Я вернулась в кабинет и дочитала.
«12 октября две тысячи одиннадцатого. Позвонил. Комнату сдала. Договорились на послезавтра.
Я не заикался. Совсем. Это было первый раз за очень долгое время. Голос шёл ровно, как будто кто-то внутри наконец выдохнул.
Я не знаю, что будет дальше. Я не знаю, что она за человек вблизи. Я знаю только то, что видел снаружи. Может, всё окажется совсем не так. Может, мы совершенно не совпадём. Я готов к этому. Или почти готов.
Но попробовать надо.»
Последняя запись была от марта две тысячи двенадцатого. Коротко.
«Я сделал предложение. Она согласилась. Я не знаю, как это получилось, что я стал тем человеком, которому она сказала да. Но я очень постараюсь им оставаться.»
Я сидела долго. Очень долго. За окном дождь всё шёл, и в доме было тихо, только Архип иногда перемещался по квартире и что-то ронял в коридоре. Я держала дневник на коленях и не знала, что с собой делать.
Потом заплакала. Просто так, без рыданий, просто потекли слёзы, и я их не останавливала. Сидела и плакала тихо, как плачут, когда не понимают толком, от чего.
Не от обиды. Совсем не от обиды.
Я думала о том, как он шёл за мной по Октябрьскому, в тридцати метрах, и не решался окликнуть. Как сидел в примерочной, пока я выбирала ноты. Как четыре года он жил с этим, один, никому не рассказывая. Как он менял себя, медленно, методично, без громких слов. Похудел, оделся, научился говорить ровно. Стал тем человеком в аккуратном пальто, который пришёл смотреть комнату и который через полгода поставил мне чашку чая.

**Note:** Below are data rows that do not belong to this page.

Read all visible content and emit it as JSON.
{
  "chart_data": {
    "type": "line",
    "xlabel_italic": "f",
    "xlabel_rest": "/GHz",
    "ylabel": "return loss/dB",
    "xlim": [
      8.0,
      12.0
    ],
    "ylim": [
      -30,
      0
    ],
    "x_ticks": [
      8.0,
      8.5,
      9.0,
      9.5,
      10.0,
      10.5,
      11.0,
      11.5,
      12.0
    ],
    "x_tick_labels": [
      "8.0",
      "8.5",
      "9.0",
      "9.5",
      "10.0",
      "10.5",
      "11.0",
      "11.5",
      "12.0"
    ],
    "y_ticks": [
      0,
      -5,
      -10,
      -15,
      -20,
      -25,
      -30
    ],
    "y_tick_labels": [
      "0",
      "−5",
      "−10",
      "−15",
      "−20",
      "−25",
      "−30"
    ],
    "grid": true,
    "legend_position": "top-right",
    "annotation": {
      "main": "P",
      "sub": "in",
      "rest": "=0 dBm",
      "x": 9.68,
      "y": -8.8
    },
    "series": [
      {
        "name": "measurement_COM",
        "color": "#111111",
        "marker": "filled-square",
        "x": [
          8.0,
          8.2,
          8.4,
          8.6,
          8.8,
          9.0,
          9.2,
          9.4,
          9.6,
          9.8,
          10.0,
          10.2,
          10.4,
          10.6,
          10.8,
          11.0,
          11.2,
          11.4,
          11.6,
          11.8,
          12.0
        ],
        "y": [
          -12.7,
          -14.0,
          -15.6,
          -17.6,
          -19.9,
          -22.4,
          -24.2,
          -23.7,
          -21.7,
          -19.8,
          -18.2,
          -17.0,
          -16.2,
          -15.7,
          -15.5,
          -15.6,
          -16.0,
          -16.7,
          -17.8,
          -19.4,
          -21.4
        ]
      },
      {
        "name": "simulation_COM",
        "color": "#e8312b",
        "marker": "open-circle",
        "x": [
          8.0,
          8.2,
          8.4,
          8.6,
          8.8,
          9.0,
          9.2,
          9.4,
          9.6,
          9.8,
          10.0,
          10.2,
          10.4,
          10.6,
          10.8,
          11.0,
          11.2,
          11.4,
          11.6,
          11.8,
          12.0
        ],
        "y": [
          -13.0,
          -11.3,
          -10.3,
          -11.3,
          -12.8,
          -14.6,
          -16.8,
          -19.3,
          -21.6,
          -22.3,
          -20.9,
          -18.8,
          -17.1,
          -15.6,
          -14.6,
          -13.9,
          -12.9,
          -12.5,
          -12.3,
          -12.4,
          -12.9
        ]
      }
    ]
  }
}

А я думала, что встретила его случайно.
Ничего случайного не было.
Я вытерла лицо и посмотрела на брелок. Рыжий кот с облупленным хвостом. Он четырнадцать лет лежал рядом с этим дневником. Серёжа его хранил. Не выбросил, не потерял. Хранил.

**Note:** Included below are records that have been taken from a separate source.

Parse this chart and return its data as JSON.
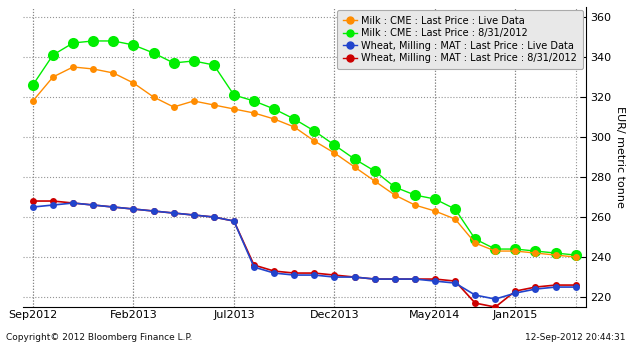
{
  "ylabel": "EUR/ metric tonne",
  "ylim": [
    215,
    365
  ],
  "yticks": [
    220,
    240,
    260,
    280,
    300,
    320,
    340,
    360
  ],
  "copyright": "Copyright© 2012 Bloomberg Finance L.P.",
  "date_label": "12-Sep-2012 20:44:31",
  "bg_color": "#ffffff",
  "legend_bg": "#e8e8e8",
  "series": [
    {
      "label": "Milk : CME : Last Price : Live Data",
      "color": "#ff8c00",
      "linewidth": 1.0,
      "markersize": 5,
      "x": [
        0,
        1,
        2,
        3,
        4,
        5,
        6,
        7,
        8,
        9,
        10,
        11,
        12,
        13,
        14,
        15,
        16,
        17,
        18,
        19,
        20,
        21,
        22,
        23,
        24,
        25,
        26,
        27
      ],
      "y": [
        318,
        330,
        335,
        334,
        332,
        327,
        320,
        315,
        318,
        316,
        314,
        312,
        309,
        305,
        298,
        292,
        285,
        278,
        271,
        266,
        263,
        259,
        247,
        243,
        243,
        242,
        241,
        240
      ]
    },
    {
      "label": "Milk : CME : Last Price : 8/31/2012",
      "color": "#00ee00",
      "linewidth": 1.0,
      "markersize": 8,
      "x": [
        0,
        1,
        2,
        3,
        4,
        5,
        6,
        7,
        8,
        9,
        10,
        11,
        12,
        13,
        14,
        15,
        16,
        17,
        18,
        19,
        20,
        21,
        22,
        23,
        24,
        25,
        26,
        27
      ],
      "y": [
        326,
        341,
        347,
        348,
        348,
        346,
        342,
        337,
        338,
        336,
        321,
        318,
        314,
        309,
        303,
        296,
        289,
        283,
        275,
        271,
        269,
        264,
        249,
        244,
        244,
        243,
        242,
        241
      ]
    },
    {
      "label": "Wheat, Milling : MAT : Last Price : Live Data",
      "color": "#2244cc",
      "linewidth": 1.2,
      "markersize": 5,
      "x": [
        0,
        1,
        2,
        3,
        4,
        5,
        6,
        7,
        8,
        9,
        10,
        11,
        12,
        13,
        14,
        15,
        16,
        17,
        18,
        19,
        20,
        21,
        22,
        23,
        24,
        25,
        26,
        27
      ],
      "y": [
        265,
        266,
        267,
        266,
        265,
        264,
        263,
        262,
        261,
        260,
        258,
        235,
        232,
        231,
        231,
        230,
        230,
        229,
        229,
        229,
        228,
        227,
        221,
        219,
        222,
        224,
        225,
        225
      ]
    },
    {
      "label": "Wheat, Milling : MAT : Last Price : 8/31/2012",
      "color": "#cc0000",
      "linewidth": 1.2,
      "markersize": 5,
      "x": [
        0,
        1,
        2,
        3,
        4,
        5,
        6,
        7,
        8,
        9,
        10,
        11,
        12,
        13,
        14,
        15,
        16,
        17,
        18,
        19,
        20,
        21,
        22,
        23,
        24,
        25,
        26,
        27
      ],
      "y": [
        268,
        268,
        267,
        266,
        265,
        264,
        263,
        262,
        261,
        260,
        258,
        236,
        233,
        232,
        232,
        231,
        230,
        229,
        229,
        229,
        229,
        228,
        217,
        215,
        223,
        225,
        226,
        226
      ]
    }
  ],
  "xtick_positions": [
    0,
    5,
    10,
    15,
    20,
    24,
    27
  ],
  "xtick_labels": [
    "Sep2012",
    "Feb2013",
    "Jul2013",
    "Dec2013",
    "May2014",
    "Jan2015",
    ""
  ],
  "grid_color": "#aaaaaa",
  "grid_linestyle": ":",
  "grid_linewidth": 0.8
}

Я думала о том, каким он, наверное, был тогда, до всех этих перемен. Пухлый, неловкий, с заиканием, в плохо подобранной одежде. Я бы увидела его на улице и не обратила внимания. Как не обращала, потому что он и правда был на улице, просто за моей спиной. Мне стало как-то больно от этой мысли. Не за себя. За него.

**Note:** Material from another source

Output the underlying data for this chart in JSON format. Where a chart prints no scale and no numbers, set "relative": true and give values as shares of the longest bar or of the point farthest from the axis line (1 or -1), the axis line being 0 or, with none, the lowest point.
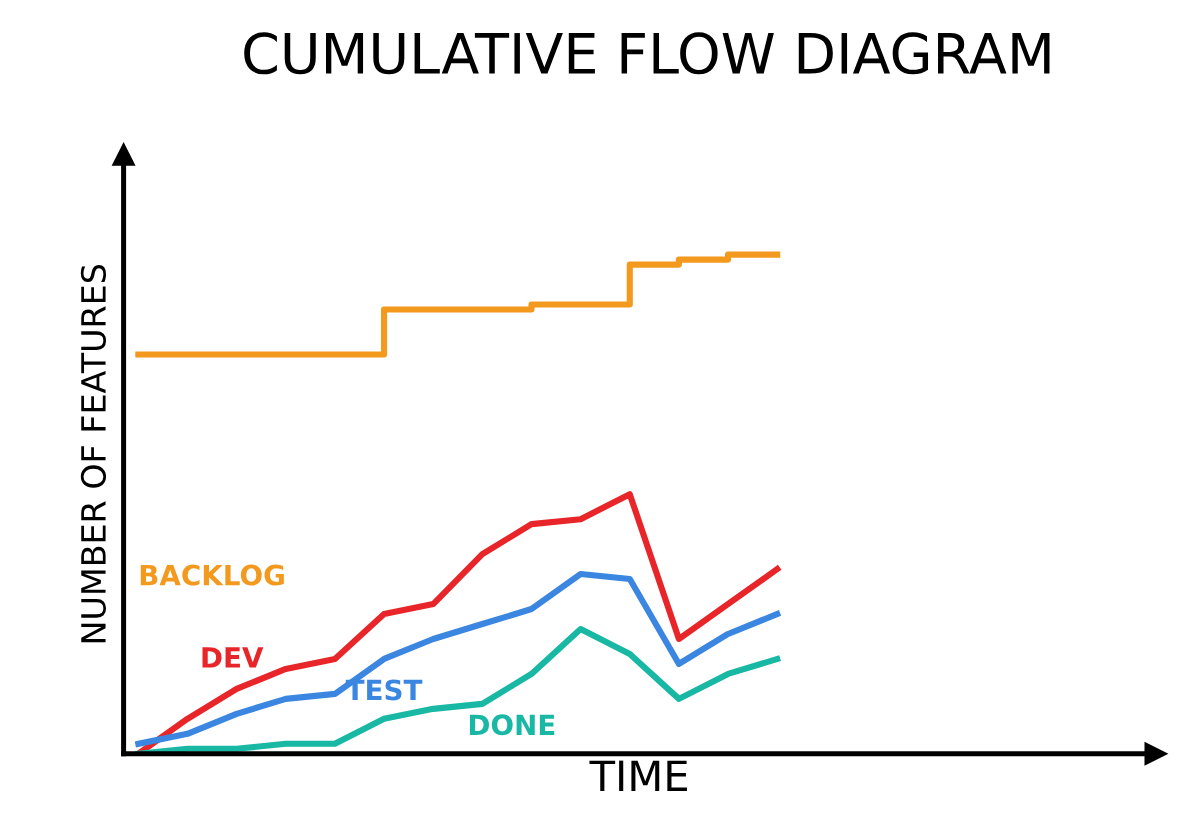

Он боялся, что такой, какой есть, он недостаточно хорош. И переделал себя. Переделал ради кого? Ради меня. Ради женщины, которая его ещё не знала и которой, если уж говорить честно, совершенно не важно было, сколько он весит и заикается ли.
Хотя откуда он мог это знать.
Я взяла телефон и написала ему: «Возвращайся, когда сможешь. Нам нужно поговорить».
Он ответил через минуту: «Что случилось?»
Я написала: «Ничего страшного. Просто приедь».
Он приехал через час с небольшим. Я слышала, как он открывает дверь, как снимает пальто, как идёт по коридору. Он остановился в дверях кабинета.
Синяя коробка стояла на столе. Открытая. Рядом дневник. И брелок.
Я сидела в кресле и смотрела на него.
Он смотрел на коробку. Долго. Потом перевёл взгляд на меня. Лицо у него было такое, каким я его почти не видела за одиннадцать лет. Растерянное. Голое какое-то.
— Ты прочитала, — сказал он. Не спросил.
— Да.
Он не пошёл в комнату. Остался стоять в дверях. Прислонился плечом к косяку.
— Ты злишься?
— Нет.
— Тебе неприятно?
Я подумала.
— Нет. Неприятно не то слово.
— А какое слово?
— Я не знаю ещё. Я только сегодня это всё прочитала.
Он молчал. Смотрел куда-то в сторону, в угол, где раньше стояла коробка. Я видела, как напряжены у него плечи. Он всегда так делает, когда ему не по себе. Плечи чуть вверх, чуть вперёд, как будто закрывается.
— Серёж, — сказала я. — Сядь.
— Я постою.
— Сядь, пожалуйста.
Он зашёл в кабинет. Сел на край дивана, подальше от меня. Сцепил руки между колен.
— Ты должна была это не читать, — сказал он.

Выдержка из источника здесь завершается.